On a very different note, conceptions of self and the divisions created by self-identification, together with a theory of sacrifice, are closely linked to ancient Indian (Vedic) theories of debt which have led, in contemporary sociological and anthropological literature, to notions of ‘primordial debt’ as a basis for theorizing the nature of debt and money. Underlying conceptions of debt is the overarching notion of ‘sacrifice’ which permeates not only ancient Vedic literature but is tremendously influential in classical and contemporary Indian ethics and philosophy of action, not only for the Buddhists and Jainas but also for Gandhi, evident, for example, in his conception of non-violent political action as ‘self-sacrifice’.[9]
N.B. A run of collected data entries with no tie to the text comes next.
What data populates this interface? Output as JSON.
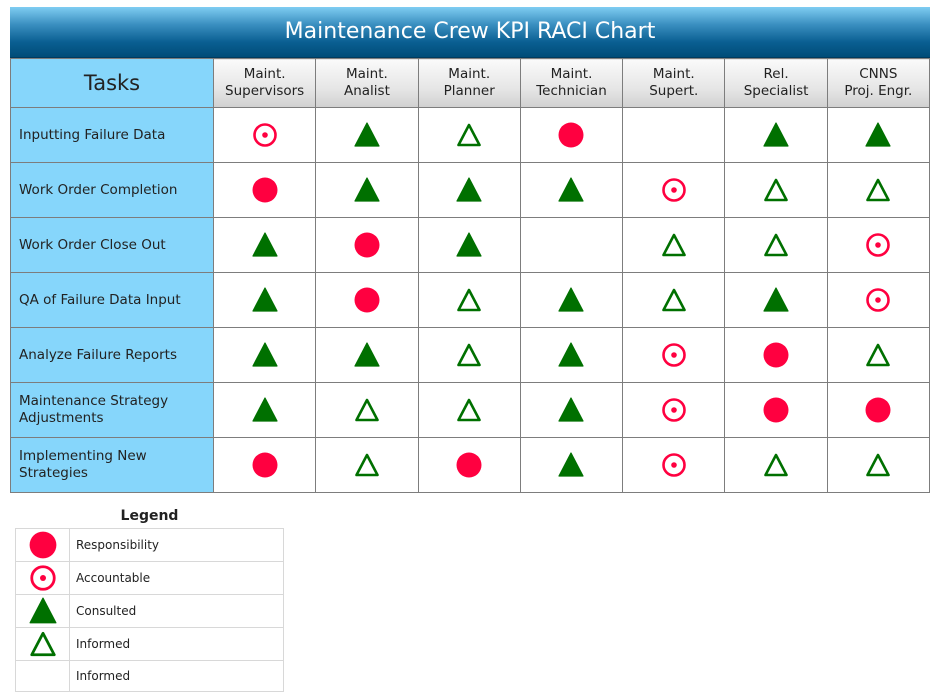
{
  "chart_data": {
    "type": "table",
    "title": "Maintenance Crew KPI RACI Chart",
    "corner_header": "Tasks",
    "columns": [
      [
        "Maint.",
        "Supervisors"
      ],
      [
        "Maint.",
        "Analist"
      ],
      [
        "Maint.",
        "Planner"
      ],
      [
        "Maint.",
        "Technician"
      ],
      [
        "Maint.",
        "Supert."
      ],
      [
        "Rel.",
        "Specialist"
      ],
      [
        "CNNS",
        "Proj. Engr."
      ]
    ],
    "rows": [
      {
        "task": [
          "Inputting Failure Data"
        ],
        "cells": [
          "A",
          "C",
          "I",
          "R",
          "",
          "C",
          "C"
        ]
      },
      {
        "task": [
          "Work Order Completion"
        ],
        "cells": [
          "R",
          "C",
          "C",
          "C",
          "A",
          "I",
          "I"
        ]
      },
      {
        "task": [
          "Work Order Close Out"
        ],
        "cells": [
          "C",
          "R",
          "C",
          "",
          "I",
          "I",
          "A"
        ]
      },
      {
        "task": [
          "QA of Failure Data Input"
        ],
        "cells": [
          "C",
          "R",
          "I",
          "C",
          "I",
          "C",
          "A"
        ]
      },
      {
        "task": [
          "Analyze Failure Reports"
        ],
        "cells": [
          "C",
          "C",
          "I",
          "C",
          "A",
          "R",
          "I"
        ]
      },
      {
        "task": [
          "Maintenance Strategy",
          "Adjustments"
        ],
        "cells": [
          "C",
          "I",
          "I",
          "C",
          "A",
          "R",
          "R"
        ]
      },
      {
        "task": [
          "Implementing New",
          "Strategies"
        ],
        "cells": [
          "R",
          "I",
          "R",
          "C",
          "A",
          "I",
          "I"
        ]
      }
    ],
    "legend": {
      "title": "Legend",
      "entries": [
        {
          "code": "R",
          "label": "Responsibility",
          "icon": "filled-circle"
        },
        {
          "code": "A",
          "label": "Accountable",
          "icon": "dotted-ring"
        },
        {
          "code": "C",
          "label": "Consulted",
          "icon": "filled-triangle"
        },
        {
          "code": "I",
          "label": "Informed",
          "icon": "outline-triangle"
        },
        {
          "code": "",
          "label": "Informed",
          "icon": "none"
        }
      ]
    },
    "colors": {
      "responsible": "#ff0040",
      "accountable": "#ff0040",
      "consulted": "#007000",
      "informed": "#007000",
      "tasks_bg": "#86d6fb",
      "title_bg": "#0a5f92"
    }
  }
}
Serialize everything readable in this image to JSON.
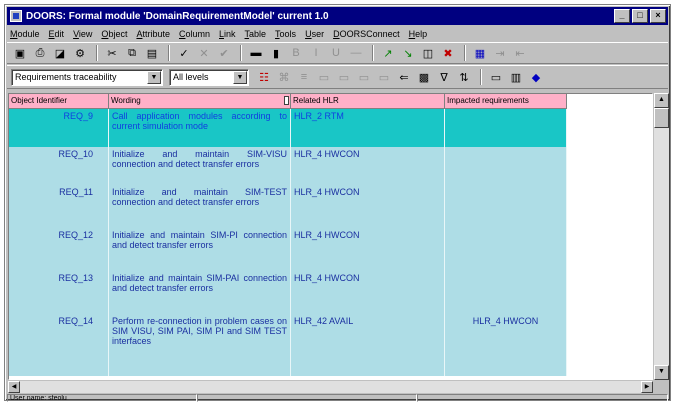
{
  "window": {
    "title": "DOORS: Formal module 'DomainRequirementModel' current 1.0",
    "minimize": "_",
    "maximize": "□",
    "close": "×"
  },
  "menu": [
    "Module",
    "Edit",
    "View",
    "Object",
    "Attribute",
    "Column",
    "Link",
    "Table",
    "Tools",
    "User",
    "DOORSConnect",
    "Help"
  ],
  "toolbar2": {
    "view_select": "Requirements traceability",
    "level_select": "All levels"
  },
  "table": {
    "headers": [
      "Object Identifier",
      "Wording",
      "Related HLR",
      "Impacted requirements"
    ],
    "rows": [
      {
        "id": "REQ_9",
        "wording": "Call application modules according to current simulation mode",
        "hlr": "HLR_2 RTM",
        "impacted": "",
        "selected": true
      },
      {
        "id": "REQ_10",
        "wording": "Initialize and maintain SIM-VISU connection and detect transfer errors",
        "hlr": "HLR_4 HWCON",
        "impacted": ""
      },
      {
        "id": "REQ_11",
        "wording": "Initialize and maintain SIM-TEST connection and detect transfer errors",
        "hlr": "HLR_4 HWCON",
        "impacted": ""
      },
      {
        "id": "REQ_12",
        "wording": "Initialize and maintain SIM-PI connection and detect transfer errors",
        "hlr": "HLR_4 HWCON",
        "impacted": ""
      },
      {
        "id": "REQ_13",
        "wording": "Initialize and maintain SIM-PAI connection and detect transfer errors",
        "hlr": "HLR_4 HWCON",
        "impacted": ""
      },
      {
        "id": "REQ_14",
        "wording": "Perform re-connection in problem cases on SIM VISU, SIM PAI, SIM PI and SIM TEST interfaces",
        "hlr": "HLR_42 AVAIL",
        "impacted": "HLR_4 HWCON"
      }
    ]
  },
  "status": {
    "user": "User name: sfeolu"
  },
  "colors": {
    "titlebar": "#000080",
    "header": "#ffb0c8",
    "row": "#aedde6",
    "row_selected": "#19c6c6",
    "text": "#1a2fa0"
  }
}
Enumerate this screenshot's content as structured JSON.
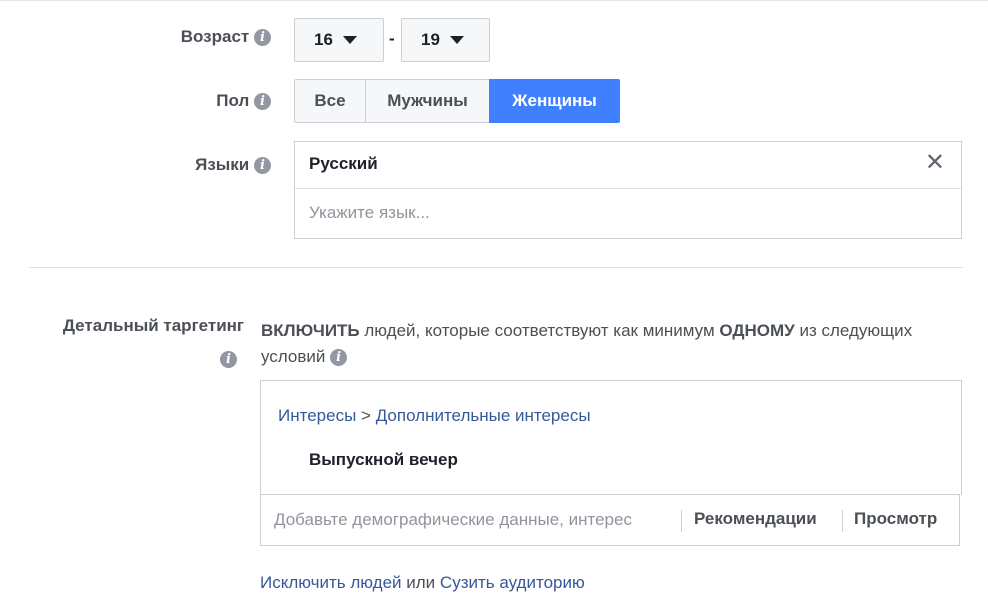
{
  "age": {
    "label": "Возраст",
    "min": "16",
    "separator": "-",
    "max": "19"
  },
  "gender": {
    "label": "Пол",
    "options": [
      "Все",
      "Мужчины",
      "Женщины"
    ],
    "selected": "Женщины",
    "accent_color": "#4080ff"
  },
  "languages": {
    "label": "Языки",
    "selected": "Русский",
    "remove_icon": "close-icon",
    "placeholder": "Укажите язык..."
  },
  "detailed_targeting": {
    "label": "Детальный таргетинг",
    "include_prefix": "ВКЛЮЧИТЬ",
    "include_mid": " людей, которые соответствуют как минимум ",
    "include_bold": "ОДНОМУ",
    "include_suffix": " из следующих условий",
    "breadcrumb": {
      "parent": "Интересы",
      "separator": ">",
      "child": "Дополнительные интересы"
    },
    "interest": "Выпускной вечер",
    "search_placeholder": "Добавьте демографические данные, интерес",
    "recommendations": "Рекомендации",
    "browse": "Просмотр"
  },
  "footer": {
    "exclude_link": "Исключить людей",
    "or": "или",
    "narrow_link": "Сузить аудиторию"
  },
  "icons": {
    "info": "i"
  }
}
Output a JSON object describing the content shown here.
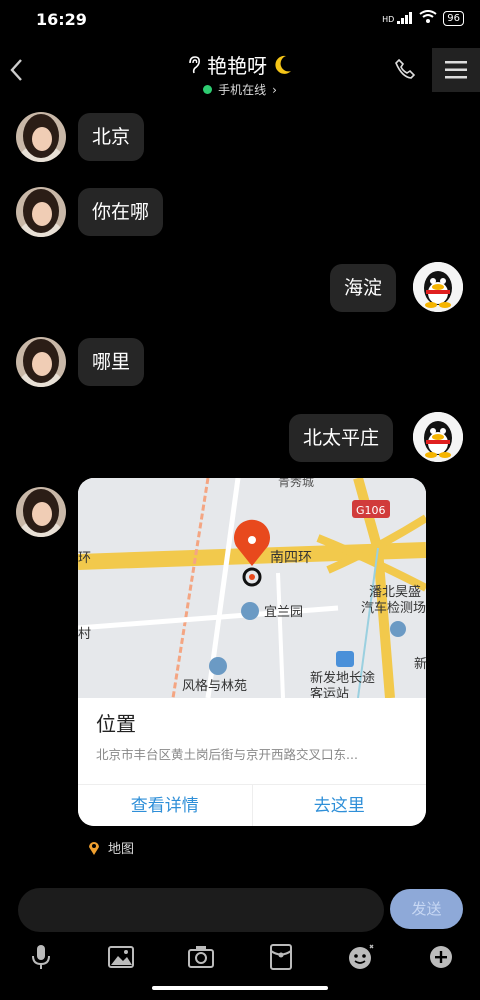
{
  "status_bar": {
    "time": "16:29",
    "signal": "HD",
    "battery": "96"
  },
  "header": {
    "title": "艳艳呀",
    "presence": "手机在线"
  },
  "messages": [
    {
      "side": "left",
      "text": "北京"
    },
    {
      "side": "left",
      "text": "你在哪"
    },
    {
      "side": "right",
      "text": "海淀"
    },
    {
      "side": "left",
      "text": "哪里"
    },
    {
      "side": "right",
      "text": "北太平庄"
    }
  ],
  "location_card": {
    "map_labels": [
      "青秀城",
      "G106",
      "南四环",
      "宜兰园",
      "潘北昊盛",
      "汽车检测场",
      "环",
      "村",
      "风格与林苑",
      "新发地长途",
      "客运站",
      "新"
    ],
    "title": "位置",
    "address": "北京市丰台区黄土岗后街与京开西路交叉口东...",
    "actions": [
      "查看详情",
      "去这里"
    ],
    "source_label": "地图"
  },
  "input": {
    "send_label": "发送"
  },
  "colors": {
    "online": "#2ecc71",
    "action_blue": "#2f8fd8",
    "pin_red": "#e8491d",
    "send_bg": "#8ea9d8"
  }
}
[1] See Shalini Sinha, “The Metaphysics of Self in Praśastapāda’s Differential Naturalism,” in Jonardon Ganeri (ed.) The Oxford Handbook of Indian Philosophy (New York: Oxford University Press, 2017).

[2] See, for example, Amber Carpenter, Indian Buddhist Philosophy (Abingdon, Oxon: Routledge, 2014), ch. 1, 4.

[3] See Michael Witzel, “Vedas and Upaniṣads,” in G. Flood (ed.) The Blackwell Companion to Hinduism (Oxford: Blackwell Publishing, 2003), 68-101.

[4] For the Buddhist view, see Amber Carpenter, Indian Buddhist Philosophy (Abingdon, Oxon: Routledge, 2014); for the Brahmanical schools, see Jonardon Ganeri, Concealed Art of the Soul: Theories of Self and Practices of Truth in Indian Ethics and Epistemology (Oxford: Clarendon Press, 2007), ch. 1.

[5] See F. Recanati, Perspectival Thought: A Plea for Moderate Relativism (Oxford: Oxford University Press, 2007), pp. 176-7.

[6] See Ganeri, Concealed Art, ch. 7.

[7] Śrīdhara, Shoots of Reason (Nyāyakandalī), ed. and trans., G. Jha, Padārthadharmasaṃgraha of Praśastapāda With the Nyāyakandalī of Śrīdhara (Varanasi: Chaukhambha Orientalia, Reprint 1982) p. 608, revised trans.

[8] See Ganeri, Concealed Art, ch. 6, 7.

[9] See Faisal Devji, The Terrorist in Search of Humanity: Militant Islam and Global Politics (London: Hurst and Company, 2008), ch. 2.